Stellantis Takes €24 Billion EV Impairment Charge, Refocuses on Hybrids and ICE
Stellantis recorded a €24 billion ($26 billion) impairment charge on its EV business after scaling back electric-vehicle targets and reallocating resources to combustion-engine and hybrid models. The announcement triggered a sharp sell-off in its shares, reflecting investor concern over the revised profit outlook and capital allocation.
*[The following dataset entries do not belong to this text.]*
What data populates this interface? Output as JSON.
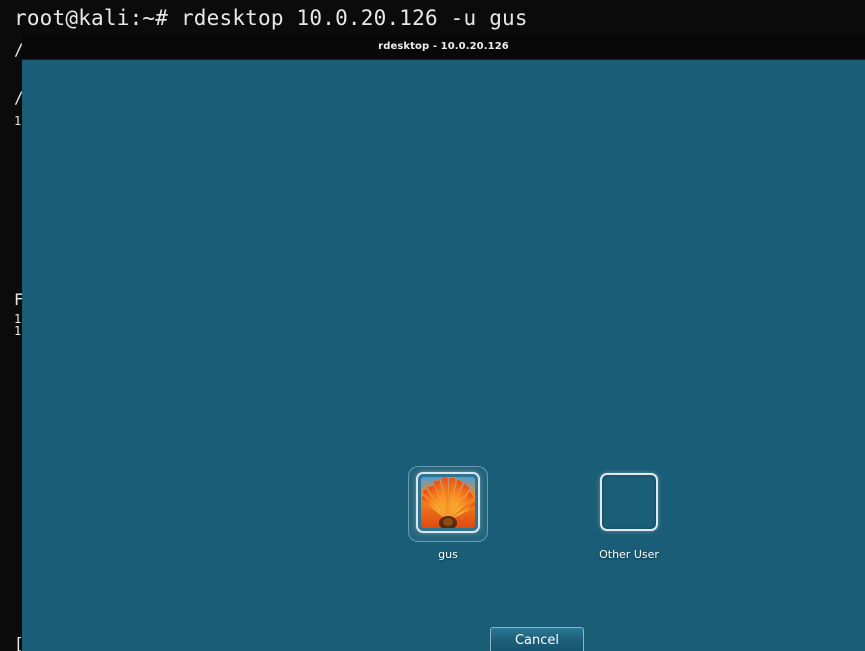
{
  "terminal": {
    "command_line": "root@kali:~# rdesktop 10.0.20.126 -u gus",
    "fragments": [
      "/",
      "/",
      "1",
      "F",
      "1",
      "1",
      "["
    ]
  },
  "window": {
    "title": "rdesktop - 10.0.20.126"
  },
  "logon": {
    "users": [
      {
        "name": "gus",
        "avatar": "flower-icon"
      },
      {
        "name": "Other User",
        "avatar": "blank-user-icon"
      }
    ],
    "cancel_label": "Cancel"
  },
  "colors": {
    "screen_bg": "#1a5d76",
    "titlebar_bg": "#080808",
    "terminal_bg": "#0b0b0b",
    "terminal_text": "#e8e8e8"
  }
}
1. Impairment Charge Details
Stellantis booked a €24 billion ($26 billion) write-down on its electric-vehicle assets after concluding that EV sales will fall short of previous forecasts. The charge covers battery production facilities, R&D projects and underutilized EV-specific manufacturing lines.
2. Stock Market Reaction
Shares of Stellantis plunged more than 8% following the impairment announcement, as investors digested the scale of the write-down and its implications for future profitability. Trading volume spiked to twice the daily average as analysts slashed price targets.
3. Strategic Pivot Away from EVs
Management announced a strategic shift, scaling back full-electric volume targets from 50% to 30% of global sales by 2030, while increasing investment in plug-in hybrids and more efficient combustion engines. The refocus aims to optimize cash flow and leverage existing ICE platforms for near-term returns.